The wheel was rotated by the driving rollers, with the tyre driving the sensing roller beneath. During the brake test itself, the brake is strongly applied to create resistance between the tyre and the driving rollers, and the sensing roller measures the amount of resistance being offered by the brake in kg force.
Overall brake efficiency is calculated by adding the braking force generated by each wheel and dividing the total by the weight of the vehicle (GVW for rigids, GTW for tractors and TAW for trailers). The resultant figure is then multiplied by 100 to give a percentage efficiency.
However, this calculation can only be meaningful if there is a reasonable force acting on the tested axle to maintain traction between tyres and driving rollers. Each axle should be loaded to between 50 and 65 per cent of its design weight, and the brake tester will measure this.
However, if the axle is not sufficiently laden, then grip will be lost and the wheel locked before maximum efficiency is recorded. The system will record a wheel lock as a pass, but the report will give no indication of the brakes’ actual efficiency.
Mr Lloyd cautions: “If you want a meaningless brake test, put the truck on the rollers unladen and bang the brakes on; if the brakes lock up, then you’ve passed!”
He pointed out other deficiencies with the brake test.
Drum ovality (or rotor run-out in the case of discs) was only tested on the front axle. The test rig picked up variations in braking effort as the wheels rotated slowly with the brakes only marginally applied.
Wheels were each tested individually, but the effort generated on each side of a single axle could show an imbalance of up to 30 per cent and still pass.
“There is a potential issue with steering control under braking at this point,” he said. “It should at least be an advisory.”
He urged operators to take advantage of the data generated by the electronic brake performance monitoring systems fitted on most new trailers.
“It gives an indication of brake performance in real-time and can also indicate braking problems with the towing vehicle,” he said.
More details are contained in the Brake Test Report, published by the FTA last month, and given to each delegate at the conference.
Brian Beacon, director of roller brake testing equipment specialist VL Test Systems (VLT), commented: “VLT always carry out full in-depth training when installing our brake testers, covering the full printout and explanations for each section.
“Our recommendation is that the vehicle/trailer is loaded to 65 per cent minimum for a meaningful test, and if it is not then a warning is shown on the screen and the printout stating ‘insufficient load on axle’.
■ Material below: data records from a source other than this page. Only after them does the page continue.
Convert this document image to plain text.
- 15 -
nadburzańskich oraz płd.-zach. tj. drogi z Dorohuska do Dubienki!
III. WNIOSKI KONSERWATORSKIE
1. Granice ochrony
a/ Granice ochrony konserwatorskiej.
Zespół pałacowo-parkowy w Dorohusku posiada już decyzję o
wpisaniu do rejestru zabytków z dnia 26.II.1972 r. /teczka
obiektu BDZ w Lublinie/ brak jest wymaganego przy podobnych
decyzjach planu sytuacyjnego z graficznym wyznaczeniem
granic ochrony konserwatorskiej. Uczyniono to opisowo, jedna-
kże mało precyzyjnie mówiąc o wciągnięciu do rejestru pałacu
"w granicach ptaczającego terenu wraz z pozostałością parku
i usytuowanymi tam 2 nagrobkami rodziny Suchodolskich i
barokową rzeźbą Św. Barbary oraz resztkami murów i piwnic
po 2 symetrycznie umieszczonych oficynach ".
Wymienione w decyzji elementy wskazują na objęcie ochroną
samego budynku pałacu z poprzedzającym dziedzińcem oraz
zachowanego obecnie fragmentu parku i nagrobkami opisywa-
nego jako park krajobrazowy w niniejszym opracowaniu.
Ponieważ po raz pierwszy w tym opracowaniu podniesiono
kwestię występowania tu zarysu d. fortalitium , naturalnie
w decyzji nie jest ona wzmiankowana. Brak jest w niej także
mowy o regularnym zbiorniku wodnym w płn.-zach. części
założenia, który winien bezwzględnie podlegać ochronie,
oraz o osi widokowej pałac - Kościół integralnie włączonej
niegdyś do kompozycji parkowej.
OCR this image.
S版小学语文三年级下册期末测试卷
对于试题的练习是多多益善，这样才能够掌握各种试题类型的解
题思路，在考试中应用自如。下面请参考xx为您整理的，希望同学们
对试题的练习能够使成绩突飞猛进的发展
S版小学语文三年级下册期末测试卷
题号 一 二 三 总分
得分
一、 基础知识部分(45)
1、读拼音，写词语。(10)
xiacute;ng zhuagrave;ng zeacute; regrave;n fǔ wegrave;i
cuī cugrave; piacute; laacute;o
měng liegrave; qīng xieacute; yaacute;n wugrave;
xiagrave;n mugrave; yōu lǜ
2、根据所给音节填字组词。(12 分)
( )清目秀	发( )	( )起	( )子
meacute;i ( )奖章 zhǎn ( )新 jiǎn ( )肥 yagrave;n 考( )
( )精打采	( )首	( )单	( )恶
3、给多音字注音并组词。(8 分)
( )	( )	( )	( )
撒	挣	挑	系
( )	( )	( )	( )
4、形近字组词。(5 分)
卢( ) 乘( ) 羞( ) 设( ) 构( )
“We are aware of items that could be improved but to gain DVSA approval for the equipment in automatic mode, we have to follow DVSA rules setting out the full test as it is at present, including the ‘locks rule’.”
He added: “All our brake testers also have different modes whereby the tester can carry out full checks on each wheel or axle including individual brake force, bind, ovality, imbalance etc – and even draw graphs to visually compare these figures.”
The FTA Transport Manager conferences, sponsored by Bridgestone, Schmitz Cargobull and Brigade, continue at venues throughout the UK until the end of November.